Slow-Roasted Leg of Lamb with Beets and Pistachios

PREP TIME: 20 MINUTES
COOKING TIME: 4 HOURS 30 MINUTES
SERVINGS: 4

About

I guess every food enthusiast has that one recipe they swear by, and this would be mine. Nothing fancy about it – just juicy, flavorful meat and an aroma that fills the house with warmth and comfort. Don’t skip the final touch of fresh mint, pistachios, and pomegranate seeds – it makes a huge difference to both flavor and texture. For sides, couscous or bulgur are the more traditional choices, but we also love it served with creamy mashed potatoes. Enjoy!

Ingredients

For the lamb:
1 whole bone-in leg of lamb
3 TSP salt
6 TBSP olive oil
6 cloves garlic
2-3 TBSP lemon juice
3 TSP ground cumin
2 TSP ground coriander
1 TSP cinnamon
1 ½ TSP allspice
2 TSP paprika
2 TSP coffee (finely ground)

For the vegetable base:
4 red or yellow onions
4 garlic cloves
8-10 carrots
2 beetroots
1 orange (preferably organic)

For serving:
Bunch of fresh mint (parsley works great as well)
Chopped pistachios
1 pomegranate

Instructions

Marinate the lamb
Combine all marinade ingredients into a thick paste. Rub generously all over the leg of lamb, making sure to work the marinade into any cuts or slits. Cover and refrigerate for at least 12 hours (or overnight for best flavor).

Prepare the roasting tray
Preheat the oven to 200°C. Spread the sliced onions and chunky carrots evenly in a large roasting tray. Cut the orange in half and place both halves in the tray, cut-side down. Drizzle everything lightly with olive oil and season with a pinch of salt. Finally, place the marinated lamb on top of the vegetables.

High-heat start
Roast the lamb uncovered at 200°C for 30 minutes to develop color and begin caramelization on the surface.

Slow roast
Reduce the oven temperature to 140°C and add a small splash of water to the tray (optional).
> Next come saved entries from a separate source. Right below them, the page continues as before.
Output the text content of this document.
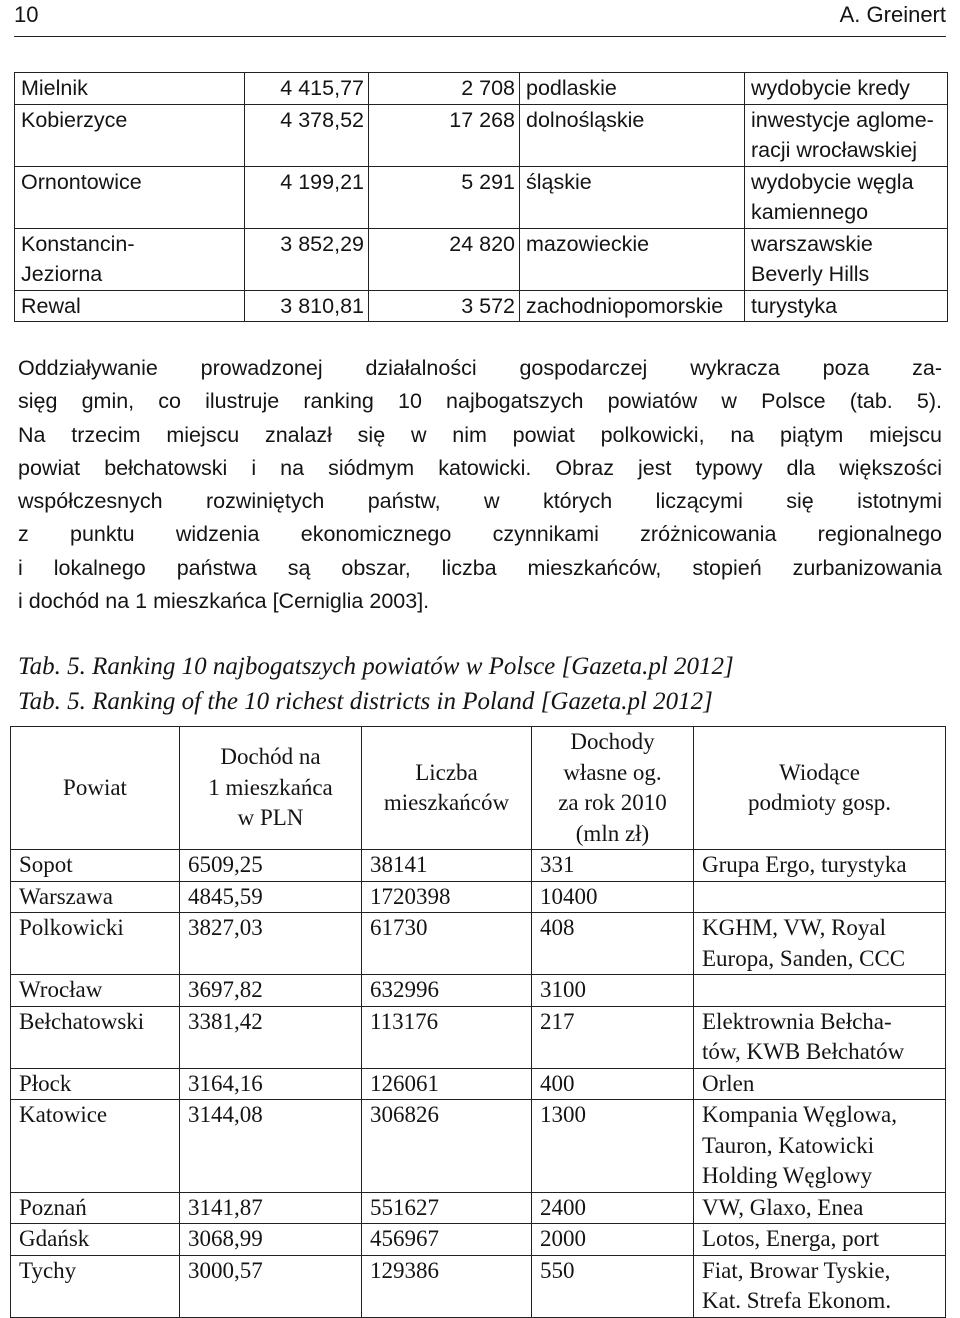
10	A. Greinert
Mielnik	4 415,77	2 708	podlaskie	wydobycie kredy
Kobierzyce	4 378,52	17 268	dolnośląskie	inwestycje aglome-
racji wrocławskiej
Ornontowice	4 199,21	5 291	śląskie	wydobycie węgla
kamiennego
Konstancin-
Jeziorna	3 852,29	24 820	mazowieckie	warszawskie
Beverly Hills
Rewal	3 810,81	3 572	zachodniopomorskie	turystyka

Oddziaływanie prowadzonej działalności gospodarczej wykracza poza za-
sięg gmin, co ilustruje ranking 10 najbogatszych powiatów w Polsce (tab. 5).
Na trzecim miejscu znalazł się w nim powiat polkowicki, na piątym miejscu
powiat bełchatowski i na siódmym katowicki. Obraz jest typowy dla większości
współczesnych rozwiniętych państw, w których liczącymi się istotnymi
z punktu widzenia ekonomicznego czynnikami zróżnicowania regionalnego
i lokalnego państwa są obszar, liczba mieszkańców, stopień zurbanizowania
i dochód na 1 mieszkańca [Cerniglia 2003].

Tab. 5. Ranking 10 najbogatszych powiatów w Polsce [Gazeta.pl 2012]

Tab. 5. Ranking of the 10 richest districts in Poland [Gazeta.pl 2012]

Powiat	Dochód na
1 mieszkańca
w PLN	Liczba
mieszkańców	Dochody
własne og.
za rok 2010
(mln zł)	Wiodące
podmioty gosp.
Sopot	6509,25	38141	331	Grupa Ergo, turystyka
Warszawa	4845,59	1720398	10400	
Polkowicki	3827,03	61730	408	KGHM, VW, Royal
Europa, Sanden, CCC
Wrocław	3697,82	632996	3100	
Bełchatowski	3381,42	113176	217	Elektrownia Bełcha-
tów, KWB Bełchatów
Płock	3164,16	126061	400	Orlen
Katowice	3144,08	306826	1300	Kompania Węglowa,
Tauron, Katowicki
Holding Węglowy
Poznań	3141,87	551627	2400	VW, Glaxo, Enea
Gdańsk	3068,99	456967	2000	Lotos, Energa, port
Tychy	3000,57	129386	550	Fiat, Browar Tyskie,
Kat. Strefa Ekonom.
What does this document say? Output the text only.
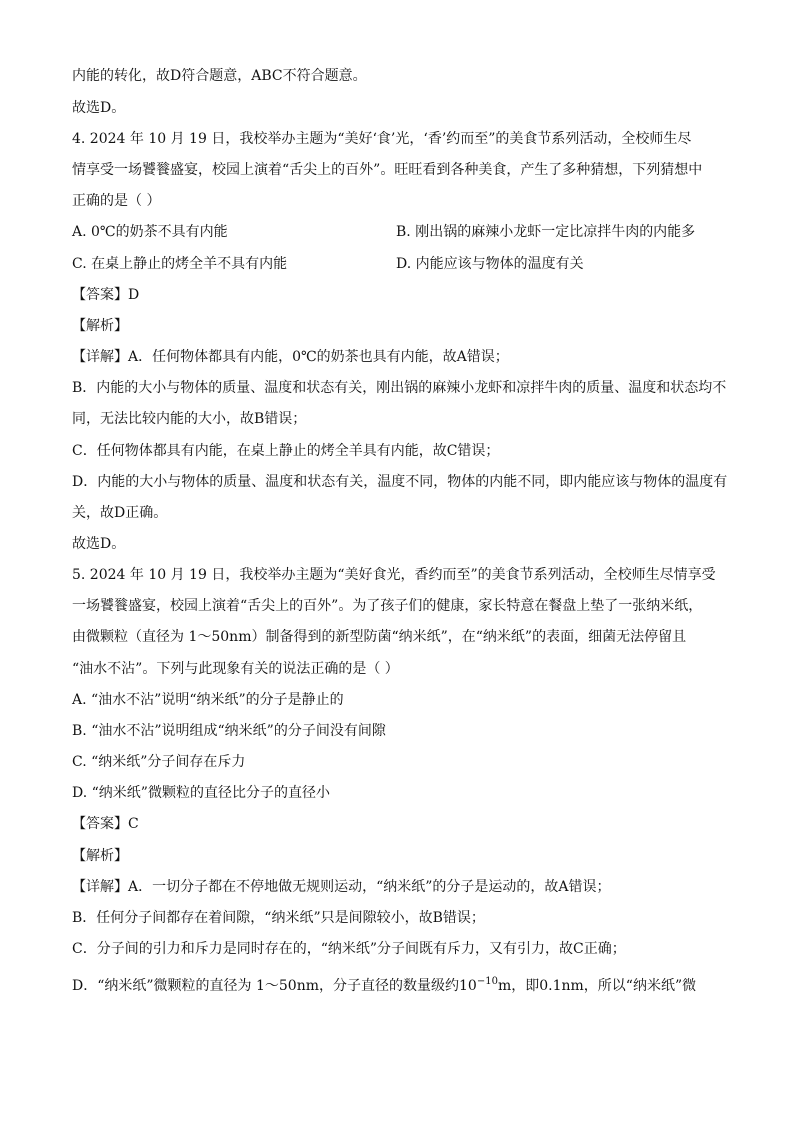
内能的转化，故D符合题意，ABC不符合题意。
故选D。
4. 2024 年 10 月 19 日，我校举办主题为“美好‘食’光，‘香’约而至”的美食节系列活动，全校师生尽
情享受一场饕餮盛宴，校园上演着“舌尖上的百外”。旺旺看到各种美食，产生了多种猜想，下列猜想中
正确的是（ ）
A. 0℃的奶茶不具有内能	B. 刚出锅的麻辣小龙虾一定比凉拌牛肉的内能多
C. 在桌上静止的烤全羊不具有内能	D. 内能应该与物体的温度有关
【答案】D
【解析】
【详解】A．任何物体都具有内能，0℃的奶茶也具有内能，故A错误；
B．内能的大小与物体的质量、温度和状态有关，刚出锅的麻辣小龙虾和凉拌牛肉的质量、温度和状态均不
同，无法比较内能的大小，故B错误；
C．任何物体都具有内能，在桌上静止的烤全羊具有内能，故C错误；
D．内能的大小与物体的质量、温度和状态有关，温度不同，物体的内能不同，即内能应该与物体的温度有
关，故D正确。
故选D。
5. 2024 年 10 月 19 日，我校举办主题为“美好食光，香约而至”的美食节系列活动，全校师生尽情享受
一场饕餮盛宴，校园上演着“舌尖上的百外”。为了孩子们的健康，家长特意在餐盘上垫了一张纳米纸，
由微颗粒（直径为 1～50nm）制备得到的新型防菌“纳米纸”，在“纳米纸”的表面，细菌无法停留且
“油水不沾”。下列与此现象有关的说法正确的是（ ）
A. “油水不沾”说明“纳米纸”的分子是静止的
B. “油水不沾”说明组成“纳米纸”的分子间没有间隙
C. “纳米纸”分子间存在斥力
D. “纳米纸”微颗粒的直径比分子的直径小
【答案】C
【解析】
【详解】A．一切分子都在不停地做无规则运动，“纳米纸”的分子是运动的，故A错误；
B．任何分子间都存在着间隙，“纳米纸”只是间隙较小，故B错误；
C．分子间的引力和斥力是同时存在的，“纳米纸”分子间既有斥力，又有引力，故C正确；
D．“纳米纸”微颗粒的直径为 1～50nm，分子直径的数量级约$10^{-10}m$，即0.1nm，所以“纳米纸”微
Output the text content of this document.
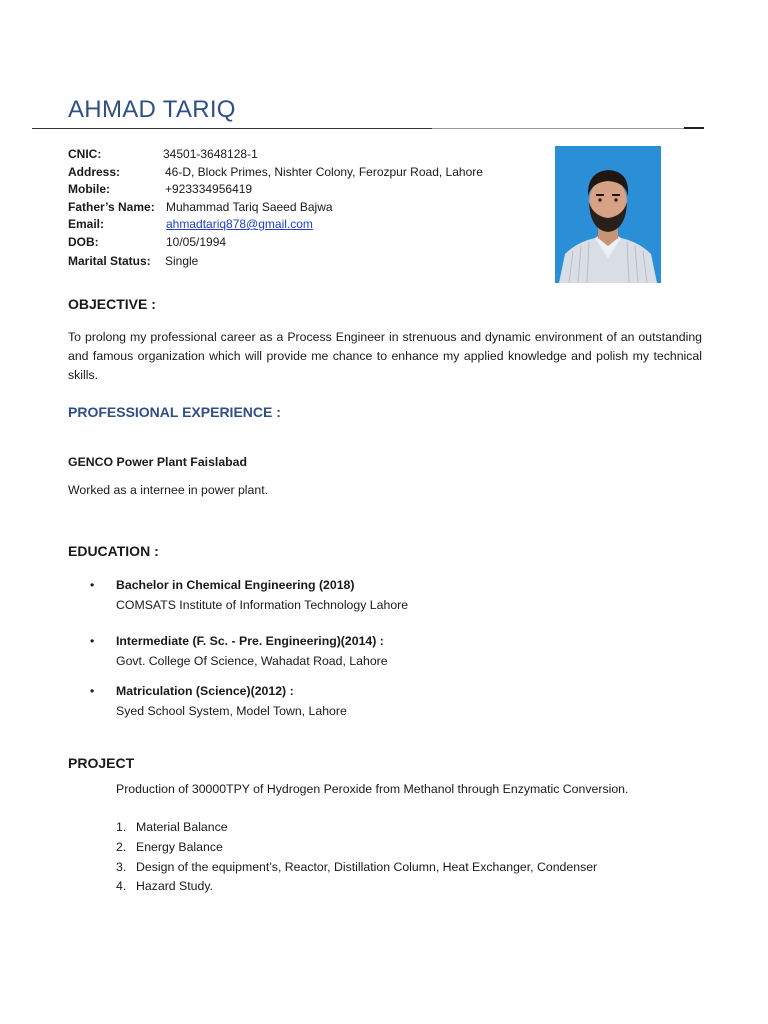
AHMAD TARIQ
CNIC:	34501-3648128-1
Address:	46-D, Block Primes, Nishter Colony, Ferozpur Road, Lahore
Mobile:	+923334956419
Father’s Name: Muhammad Tariq Saeed Bajwa
Email:	ahmadtariq878@gmail.com
DOB:	10/05/1994
Marital Status: Single
OBJECTIVE :
To prolong my professional career as a Process Engineer in strenuous and dynamic environment of an outstanding and famous organization which will provide me chance to enhance my applied knowledge and polish my technical skills.
PROFESSIONAL EXPERIENCE :
GENCO Power Plant Faislabad
Worked as a internee in power plant.
EDUCATION :
• Bachelor in Chemical Engineering (2018)
COMSATS Institute of Information Technology Lahore
• Intermediate (F. Sc. - Pre. Engineering)(2014) :
Govt. College Of Science, Wahadat Road, Lahore
• Matriculation (Science)(2012) :
Syed School System, Model Town, Lahore
PROJECT
Production of 30000TPY of Hydrogen Peroxide from Methanol through Enzymatic Conversion.
1. Material Balance
2. Energy Balance
3. Design of the equipment’s, Reactor, Distillation Column, Heat Exchanger, Condenser
4. Hazard Study.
Cover tightly with foil or a lid and continue roasting for 3½ hours.

Final crisping
Remove the foil, increase the oven temperature to 220°C, and roast for an additional 10–15 minutes to crisp and deepen the crust.

Rest the meat
Remove the lamb from the oven and rest loosely covered for 20 minutes.

Serve
Shred the lamb using two forks, pulling it into large, tender pieces. Serve with the roasted vegetables, then finish with chopped fresh mint, pistachios, and pomegranate seeds.